India Tax Sanitary Products 2
Periods are among the leading factors for girls to drop out of school in India (World Bank)

Girls' education

Campaigners welcomed the move and said it will help to prevent girls staying away from school during their periods.

India has scrapped a controversial tax on sanitary pads – a move hailed by campaigners who say it will help more girls to go to school during their periods and boost their job prospects.

Activists say removing the tax on pads tackles one of the biggest barriers to education for girls, who are often forced to stay at home due to a lack of access to clean hygiene products, while also facing stigma and a lack of toilets in schools.

Periods are among the leading factors for girls to drop out of school in a country where four out of five women and girls are estimated by campaigners to have no access to sanitary pads.

“I am sure all mothers and sisters will be very happy to hear that sanitary pads are now 100% exempt from tax,” India’s interim finance minister Piyush Goyal told a news conference in New Delhi.

Sanitary pads were taxed at 12% under India’s Goods and Services Tax (GST) that was launched in July 2017. The decision triggered protests, petitions and court cases that questioned why the government taxed pads as a luxury rather than an essential item, such as condoms, which are tax-free.

Last year lawmaker Sushmita Dev launched a petition to demand a reduction or total removal of taxes on pads, citing that about 70% of women in India could not afford them. The online petition gained more than 400,000 signatures.

“This was a most-awaited and necessary step to help girls and women to stay in school, their jobs, to practise proper menstrual hygiene,” said Surbhi Singh, founder of Sachhi Saheli, a charity that raises awareness on menstrual health.

“This will help them to grow, to show their true potential,” she told the Thomson Reuters Foundation.

Indian girls and women face many challenges when they have their periods, especially in rural areas where a lack of awareness and the cost of pads mean many instead use unsanitary cloth or rags, increasing the risk of infections and disease.

India Tax Sanitary Products

India has scrapped a controversial tax on sanitary pads in a move to help keep more girls in school

Bollywood’s first film on menstrual hygiene – Padman, starring Akshay Kumar, one of Hindi cinema’s most popular action heroes – triggered debate over the taboo subject of menstrual hygiene in India after its release earlier this year.
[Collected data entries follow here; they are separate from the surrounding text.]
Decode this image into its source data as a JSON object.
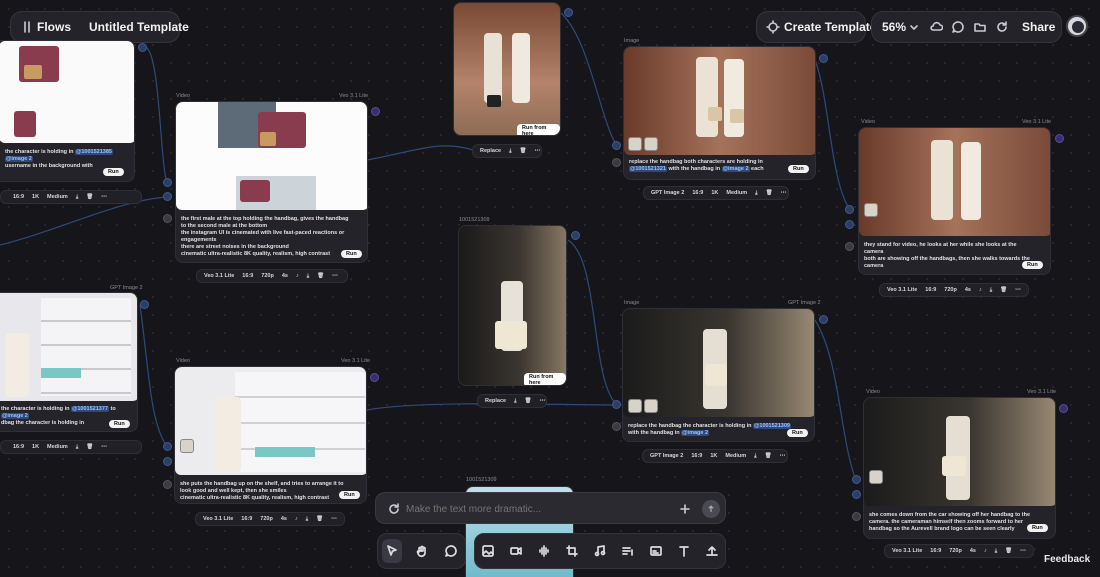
{
  "header": {
    "flows_label": "Flows",
    "template_title": "Untitled Template",
    "create_label": "Create Template",
    "zoom": "56%",
    "share_label": "Share"
  },
  "cards": {
    "video_label": "Video",
    "image_label": "Image",
    "model_veo": "Veo 3.1 Lite",
    "model_gpt": "GPT Image 2",
    "id_a": "1001521309",
    "id_b": "1001521309",
    "c1": "the character is holding in",
    "c1_tag": "@1001521385",
    "c1_tag2": "@image 2",
    "c1_rest": "username in the background with",
    "c2a": "the first male at the top holding the handbag, gives the handbag",
    "c2b": "to the second male at the bottom",
    "c2c": "the instagram UI is cinemated with live fast-paced reactions or",
    "c2d": "engagements",
    "c2e": "there are street noises in the background",
    "c2f": "cinematic ultra-realistic 8K quality, realism, high contrast",
    "c3a": "replace the handbag both characters are holding in",
    "c3_tag": "@1001521321",
    "c3b": "with the handbag in",
    "c3_tag2": "@image 2",
    "c3c": "each",
    "c4a": "they stand for video, he looks at her while she looks at the",
    "c4b": "camera",
    "c4c": "both are showing off the handbags, then she walks towards the",
    "c4d": "camera",
    "c5a": "the character is holding in",
    "c5_tag": "@1001521377",
    "c5b": "to",
    "c5_tag2": "@image 2",
    "c5c": "dbag the character is holding in",
    "c6a": "she puts the handbag up on the shelf, and tries to arrange it to",
    "c6b": "look good and well kept, then she smiles",
    "c6c": "cinematic ultra-realistic 8K quality, realism, high contrast",
    "c7a": "replace the handbag the character is holding in",
    "c7_tag": "@1001521309",
    "c7b": "with the handbag in",
    "c7_tag2": "@image 2",
    "c8a": "she comes down from the car showing off her handbag to the",
    "c8b": "camera. the cameraman himself then zooms forward to her",
    "c8c": "handbag so the Aurevell brand logo can be seen clearly",
    "run": "Run",
    "run_from": "Run from here",
    "replace": "Replace"
  },
  "toolbars": {
    "ratio": "16:9",
    "res_1k": "1K",
    "res_720": "720p",
    "dur": "4s",
    "quality": "Medium"
  },
  "chat": {
    "placeholder": "Make the text more dramatic..."
  },
  "feedback": "Feedback"
}
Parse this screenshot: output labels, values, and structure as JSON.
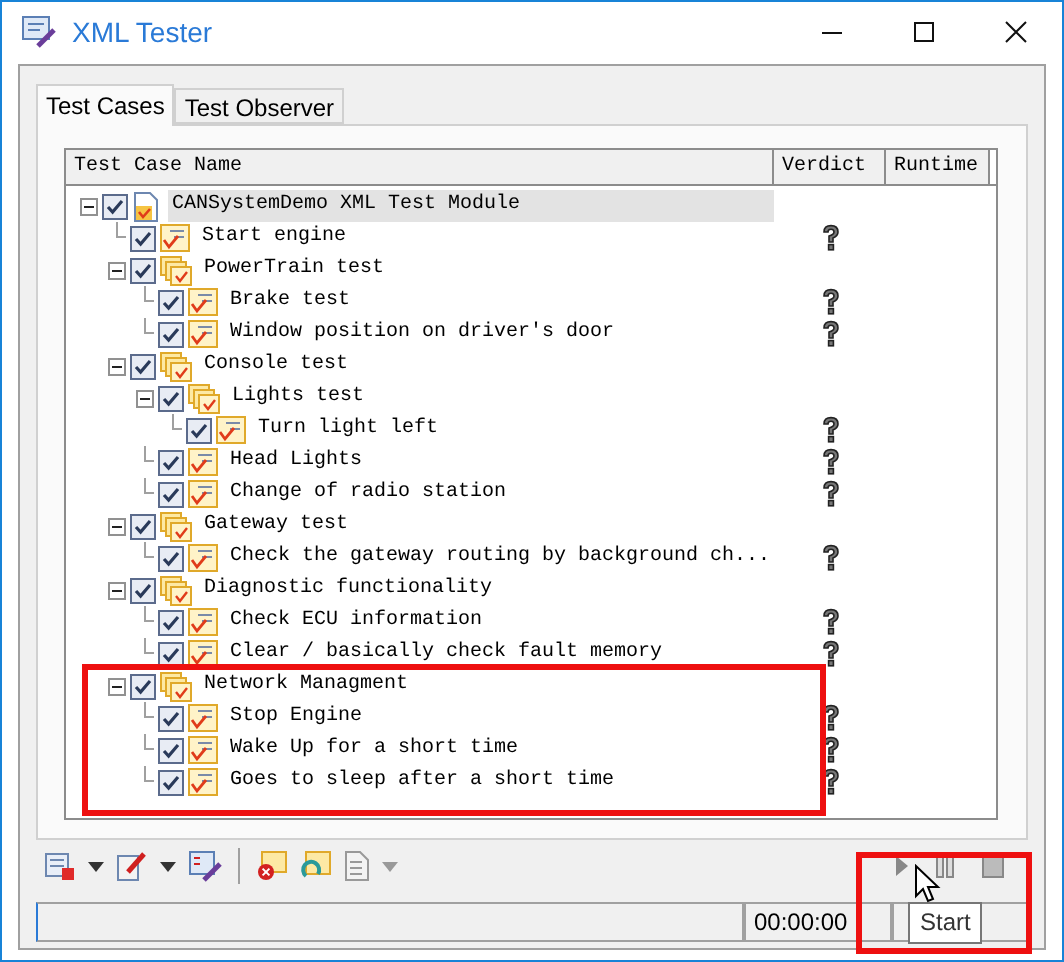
{
  "window": {
    "title": "XML Tester"
  },
  "tabs": [
    {
      "label": "Test Cases",
      "selected": true
    },
    {
      "label": "Test Observer",
      "selected": false
    }
  ],
  "test_tree": {
    "columns": [
      "Test Case Name",
      "Verdict",
      "Runtime"
    ],
    "items": [
      {
        "kind": "module",
        "label": "CANSystemDemo XML Test Module",
        "checked": true,
        "expanded": true,
        "selected": true,
        "children": [
          {
            "kind": "test",
            "label": "Start engine",
            "checked": true
          },
          {
            "kind": "group",
            "label": "PowerTrain test",
            "checked": true,
            "expanded": true,
            "children": [
              {
                "kind": "test",
                "label": "Brake test",
                "checked": true
              },
              {
                "kind": "test",
                "label": "Window position on driver's door",
                "checked": true
              }
            ]
          },
          {
            "kind": "group",
            "label": "Console test",
            "checked": true,
            "expanded": true,
            "children": [
              {
                "kind": "group",
                "label": "Lights test",
                "checked": true,
                "expanded": true,
                "children": [
                  {
                    "kind": "test",
                    "label": "Turn light left",
                    "checked": true
                  }
                ]
              },
              {
                "kind": "test",
                "label": "Head Lights",
                "checked": true
              },
              {
                "kind": "test",
                "label": "Change of radio station",
                "checked": true
              }
            ]
          },
          {
            "kind": "group",
            "label": "Gateway test",
            "checked": true,
            "expanded": true,
            "children": [
              {
                "kind": "test",
                "label": "Check the gateway routing by background ch...",
                "checked": true
              }
            ]
          },
          {
            "kind": "group",
            "label": "Diagnostic functionality",
            "checked": true,
            "expanded": true,
            "children": [
              {
                "kind": "test",
                "label": "Check ECU information",
                "checked": true
              },
              {
                "kind": "test",
                "label": "Clear / basically check fault memory",
                "checked": true
              }
            ]
          },
          {
            "kind": "group",
            "label": "Network Managment",
            "checked": true,
            "expanded": true,
            "children": [
              {
                "kind": "test",
                "label": "Stop Engine",
                "checked": true
              },
              {
                "kind": "test",
                "label": "Wake Up for a short time",
                "checked": true
              },
              {
                "kind": "test",
                "label": "Goes to sleep after a short time",
                "checked": true
              }
            ]
          }
        ]
      }
    ]
  },
  "status_bar": {
    "time": "00:00:00"
  },
  "tooltip": {
    "text": "Start"
  }
}
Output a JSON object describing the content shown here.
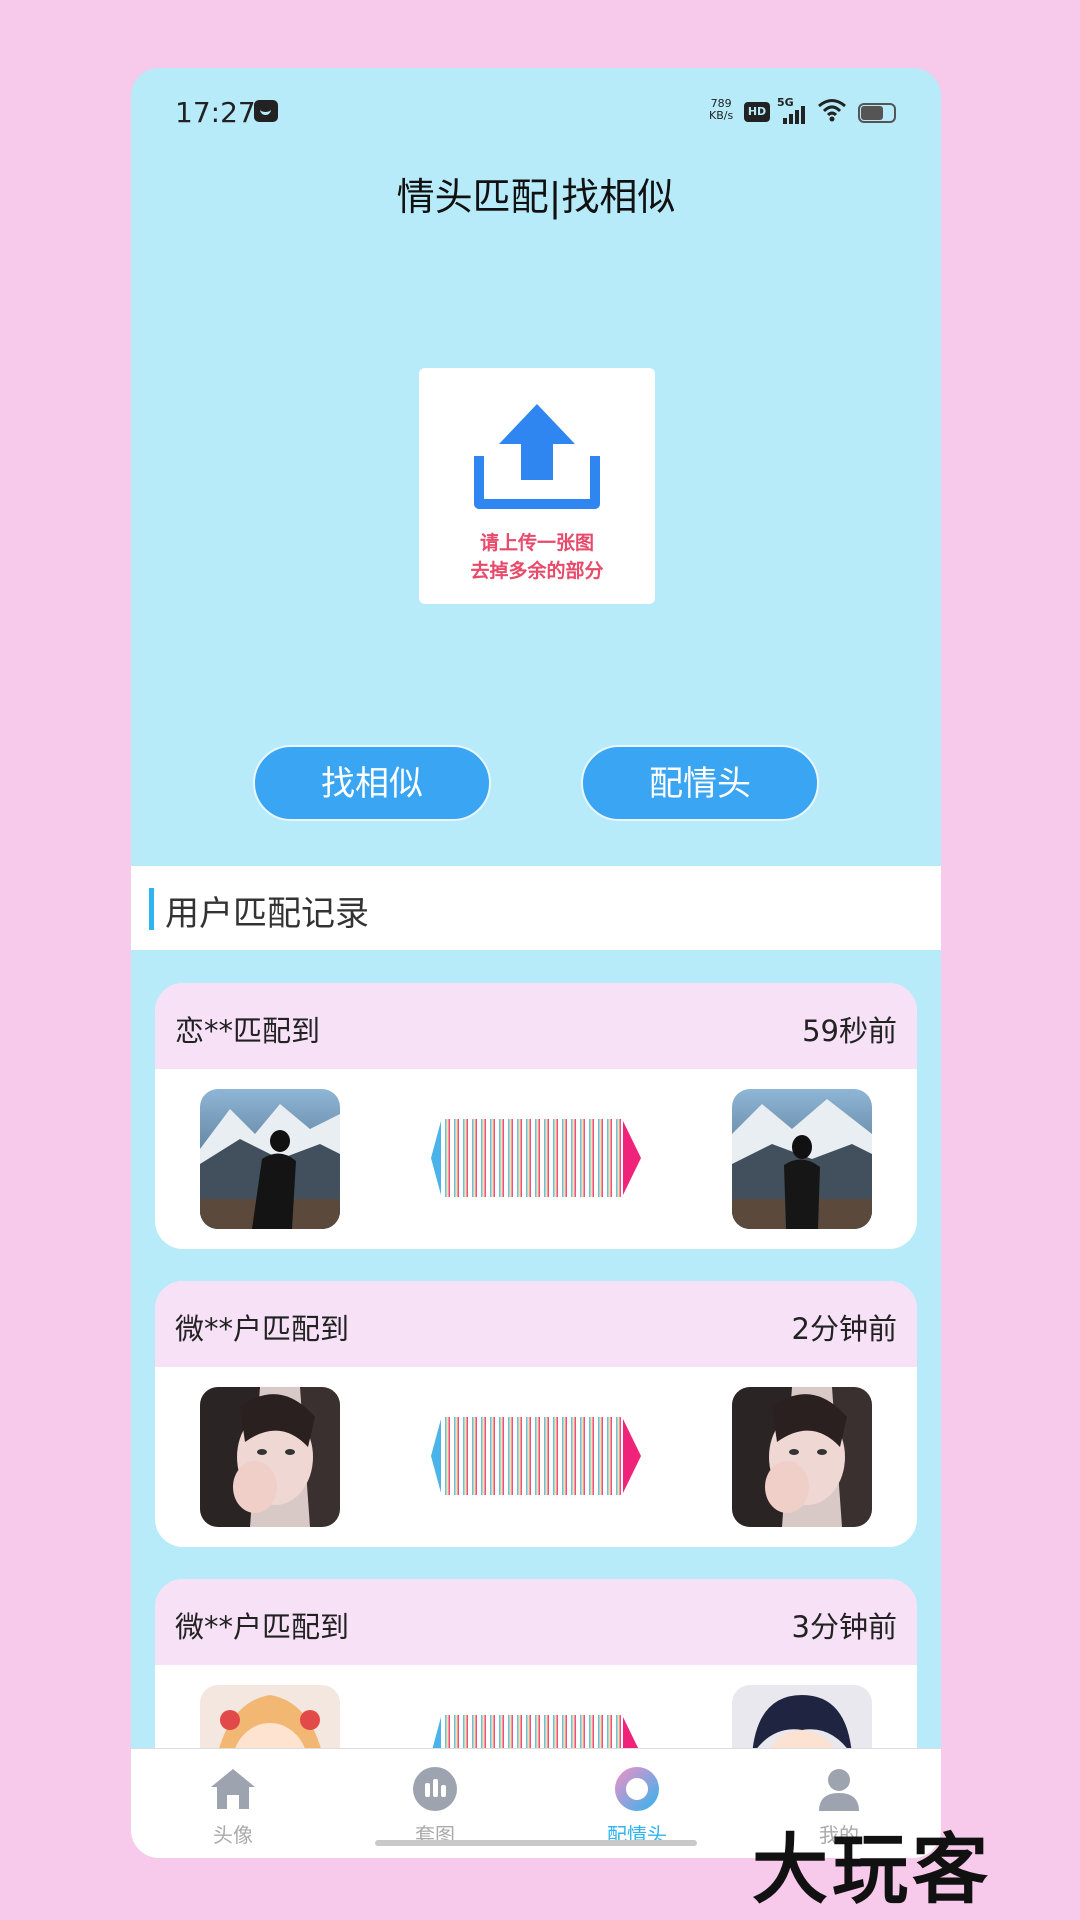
{
  "status": {
    "time": "17:27",
    "speed": "789\nKB/s",
    "hd": "HD",
    "network": "5G"
  },
  "page_title": "情头匹配|找相似",
  "upload": {
    "line1": "请上传一张图",
    "line2": "去掉多余的部分"
  },
  "buttons": {
    "find_similar": "找相似",
    "match_couple": "配情头"
  },
  "records": {
    "header": "用户匹配记录",
    "items": [
      {
        "who": "恋**匹配到",
        "when": "59秒前"
      },
      {
        "who": "微**户匹配到",
        "when": "2分钟前"
      },
      {
        "who": "微**户匹配到",
        "when": "3分钟前"
      }
    ]
  },
  "tabs": [
    {
      "label": "头像",
      "icon": "home-icon"
    },
    {
      "label": "套图",
      "icon": "album-icon"
    },
    {
      "label": "配情头",
      "icon": "match-icon"
    },
    {
      "label": "我的",
      "icon": "user-icon"
    }
  ],
  "watermark": "大玩客",
  "colors": {
    "accent": "#3aa5f2",
    "page_bg": "#f7c9ea",
    "phone_bg": "#b8ebfa",
    "hint": "#e74a6a"
  }
}
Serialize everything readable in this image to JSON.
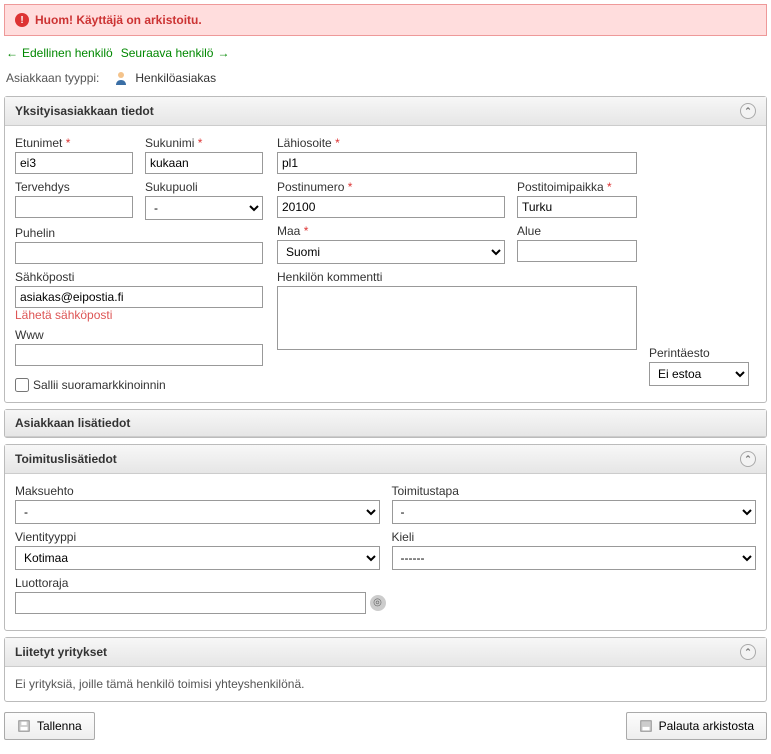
{
  "alert": {
    "text": "Huom! Käyttäjä on arkistoitu."
  },
  "nav": {
    "prev": "Edellinen henkilö",
    "next": "Seuraava henkilö"
  },
  "type": {
    "label": "Asiakkaan tyyppi:",
    "value": "Henkilöasiakas"
  },
  "panel1": {
    "title": "Yksityisasiakkaan tiedot",
    "firstname_lbl": "Etunimet",
    "firstname": "ei3",
    "lastname_lbl": "Sukunimi",
    "lastname": "kukaan",
    "greeting_lbl": "Tervehdys",
    "greeting": "",
    "gender_lbl": "Sukupuoli",
    "gender": "-",
    "phone_lbl": "Puhelin",
    "phone": "",
    "email_lbl": "Sähköposti",
    "email": "asiakas@eipostia.fi",
    "sendmail": "Lähetä sähköposti",
    "www_lbl": "Www",
    "www": "",
    "marketing": "Sallii suoramarkkinoinnin",
    "address_lbl": "Lähiosoite",
    "address": "pl1",
    "postal_lbl": "Postinumero",
    "postal": "20100",
    "city_lbl": "Postitoimipaikka",
    "city": "Turku",
    "country_lbl": "Maa",
    "country": "Suomi",
    "region_lbl": "Alue",
    "region": "",
    "comment_lbl": "Henkilön kommentti",
    "comment": "",
    "collection_lbl": "Perintäesto",
    "collection": "Ei estoa"
  },
  "panel2": {
    "title": "Asiakkaan lisätiedot"
  },
  "panel3": {
    "title": "Toimituslisätiedot",
    "payterm_lbl": "Maksuehto",
    "payterm": "-",
    "delivery_lbl": "Toimitustapa",
    "delivery": "-",
    "export_lbl": "Vientityyppi",
    "export": "Kotimaa",
    "lang_lbl": "Kieli",
    "lang": "------",
    "credit_lbl": "Luottoraja",
    "credit": ""
  },
  "panel4": {
    "title": "Liitetyt yritykset",
    "empty": "Ei yrityksiä, joille tämä henkilö toimisi yhteyshenkilönä."
  },
  "btns": {
    "save": "Tallenna",
    "restore": "Palauta arkistosta"
  }
}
Kumar is at the forefront of a campaign by Niine Movement, an initiative promoting menstrual hygiene, to help increase the number of women using pads.

Amar Tulsiyan, founder of Niine Movement, called Saturday’s decision “a big win for everyone” in India where, he said, 82% women and girls have no access to sanitary pads.

“The tax exemption is a massive boost,” he said.

More than a third of girls in South Asia miss school during their periods, as they lack access to toilets or pads, and many receive no education about menstruation before reaching puberty, according to a recent report by charity WaterAid and UNICEF.